Following the American Civil War Sesquicentennial with day by day writings of the time, currently 1863.

Post image for “Have so much to do that I see I will have to stop this letter writing business.”–Army Life of an Illinois Soldier, Charles Wright Wills.

“Have so much to do that I see I will have to stop this letter writing business.”–Army Life of an Illinois Soldier, Charles Wright Wills.

March 9, 2013

Army Life of an Illinois Soldier, Charles Wright Wills, (8th Illinois Infantry)

Camp 103d Illinois Infantry, Jackson, Tenn.,

March 9, 1863.

We leave here again in the morning for the Grange.
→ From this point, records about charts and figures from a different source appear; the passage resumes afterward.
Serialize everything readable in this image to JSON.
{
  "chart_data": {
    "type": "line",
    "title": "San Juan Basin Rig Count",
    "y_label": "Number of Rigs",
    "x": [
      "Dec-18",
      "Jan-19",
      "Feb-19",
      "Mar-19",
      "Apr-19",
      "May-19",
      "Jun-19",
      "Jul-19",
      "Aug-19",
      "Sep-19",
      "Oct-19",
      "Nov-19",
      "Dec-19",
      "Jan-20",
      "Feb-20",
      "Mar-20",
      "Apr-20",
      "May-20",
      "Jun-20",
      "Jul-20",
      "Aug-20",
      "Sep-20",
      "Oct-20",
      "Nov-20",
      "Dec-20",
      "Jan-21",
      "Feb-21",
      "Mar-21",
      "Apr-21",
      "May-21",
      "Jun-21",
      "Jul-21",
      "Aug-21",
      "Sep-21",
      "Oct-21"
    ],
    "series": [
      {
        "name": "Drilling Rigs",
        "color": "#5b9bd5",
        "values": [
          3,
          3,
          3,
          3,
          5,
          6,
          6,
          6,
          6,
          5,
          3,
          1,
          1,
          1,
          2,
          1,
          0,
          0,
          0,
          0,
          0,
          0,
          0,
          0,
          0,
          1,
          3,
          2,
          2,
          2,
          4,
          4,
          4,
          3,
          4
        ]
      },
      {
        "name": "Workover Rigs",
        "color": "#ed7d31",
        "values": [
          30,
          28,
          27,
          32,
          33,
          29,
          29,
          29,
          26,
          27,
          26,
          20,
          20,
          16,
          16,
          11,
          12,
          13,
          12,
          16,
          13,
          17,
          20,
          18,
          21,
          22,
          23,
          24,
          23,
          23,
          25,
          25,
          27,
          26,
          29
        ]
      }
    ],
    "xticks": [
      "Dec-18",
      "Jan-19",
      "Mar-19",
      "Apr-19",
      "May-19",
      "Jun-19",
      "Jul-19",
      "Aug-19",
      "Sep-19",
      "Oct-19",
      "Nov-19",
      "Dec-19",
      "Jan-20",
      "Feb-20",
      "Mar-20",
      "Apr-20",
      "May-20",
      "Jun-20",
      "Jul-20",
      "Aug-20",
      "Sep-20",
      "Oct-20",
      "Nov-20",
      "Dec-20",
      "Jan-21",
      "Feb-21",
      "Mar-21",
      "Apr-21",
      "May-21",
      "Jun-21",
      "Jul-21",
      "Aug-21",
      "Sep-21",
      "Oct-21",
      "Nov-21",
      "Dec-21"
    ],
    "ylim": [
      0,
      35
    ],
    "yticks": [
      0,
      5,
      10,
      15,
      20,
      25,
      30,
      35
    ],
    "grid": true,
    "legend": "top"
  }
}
Ordered to report there immediately to relieve a regiment, the 6th Iowa, which is going down the river. Am right glad to be again on the way. Can’t think that we will stay there long, though I ought by this time to know that I have no business thinking anything about the matter. The Fulton Democrat came into our camp to-day, and that correspondence you mentioned in your last has raised quite a stir. The writer is of course denounced as a contemptible liar. My boys this evening got up a little paper which will appear in the Register shortly (it goes in the morning by the same person who carries this) and some fifty of them signed it, all there were in camp. My company would riddle that office in a minute if they could get at it. Worked all day yesterday, Sunday, covering and chinking a picket post, and will not get another day’s use of it. Have so much to do that I see I will have to stop this letter writing business.